La detrazione Irpef in questione si applica non solo agli acquisti di prima casa, ma anche di tutte le abitazioni successive e anche a quelle di lusso. Rientrano in detrazione anche le pertinenze come ad esempio il box, il posto auto o la cantina, rigorosamente realizzate o ristrutturate in classe energetica A o B, a patto che la loro compravendita avvenga insieme all’acquisto dell’abitazione e vengano evidenziate nell’atto d’acquisto. Se acquisterete il box auto dopo aver comprato la casa, esso non rientrerà nell’agevolazione. Non sono soggetti all’agevolazione gli immobili invenduti per più di 5 anni dalla data dei fine lavori, a meno che l’impresa costruttrice non abbia manifestato espressamente l’opzione nell’atto di vendita.

Detrazione IVA del 50% per la prima casa
Per l’acquisto di un immobile destinato a prima casa, è applicata l’IVA al 4%; quindi, semplificando, per una casa del valore di 200 mila euro, l’IVA corrisponde a 8.000 euro di cui la metà è detraibile. In questo caso risparmierete 4.000 mila euro.

Detrazione IVA del 50% per la seconda casa
Per l’acquisto di una seconda casa l’IVA è pari al 10%. la detrazione su un’immobile da 200 mila euro, corrisponde a 20.000 euro, è quindi in questo il risparmio sarà di 10.000 euro.

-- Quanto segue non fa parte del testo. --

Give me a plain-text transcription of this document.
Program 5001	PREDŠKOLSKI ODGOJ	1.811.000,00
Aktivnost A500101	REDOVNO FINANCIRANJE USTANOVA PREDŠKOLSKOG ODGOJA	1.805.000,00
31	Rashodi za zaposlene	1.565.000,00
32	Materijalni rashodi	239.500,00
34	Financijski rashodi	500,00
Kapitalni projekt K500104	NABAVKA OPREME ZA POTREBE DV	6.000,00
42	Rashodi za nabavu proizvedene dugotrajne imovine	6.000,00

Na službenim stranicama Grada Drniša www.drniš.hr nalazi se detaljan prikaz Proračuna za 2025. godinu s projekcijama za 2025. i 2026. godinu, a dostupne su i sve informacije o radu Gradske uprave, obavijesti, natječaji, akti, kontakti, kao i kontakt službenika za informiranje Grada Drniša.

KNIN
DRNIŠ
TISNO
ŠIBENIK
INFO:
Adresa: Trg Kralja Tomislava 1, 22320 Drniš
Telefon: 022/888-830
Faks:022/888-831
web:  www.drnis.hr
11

Modalità della detrazione dell’IVA per acquisto della casa 2017-2019 e cumulo con le altre detrazioni
La detrazione Irpef del 50% viene applicata solo agli acquisti effettuati nel periodo d’imposta. Nella circolare 20/E/2016 l’Agenzia delle entrate chiarisce che la detrazione sull’acquisto delle case a basso impatto energetico è cumulabile con le detrazioni fiscali per ristrutturazioni. Se acquistate un’abitazione in classe energetica A o B in un edificio interamente ristrutturato dall’impresa costruttrice potete usufruire sia della detrazione del 50% dell’IVA pagata che della detrazione dell’Irpef del 50% calcolata sul 25% del prezzo di acquisto dell’immobile. Per cumulare i due bonus, quello sulle ristrutturazioni va calcolato al netto del 50% dell’IVA, per cui ci si è già avvalsi dell’agevolazione. Come per il bonus ristrutturazioni del 65% anche la detrazione Irpef del 50% sull’IVA per l’acquisto di una casa ad alto risparmio energetico non può essere fruito per intero nell’anno dell’imposta durante il quale avete comprato la casa, ma deve essere ripartito in 10 anni in quote di pari importo. A differenza degli incentivi fiscali per la ristrutturazione che stabilisce il tetto massimo all’importo di 96.000 euro, l’agevolazione Irpef non è soggetta a nessun limite di fruibilità.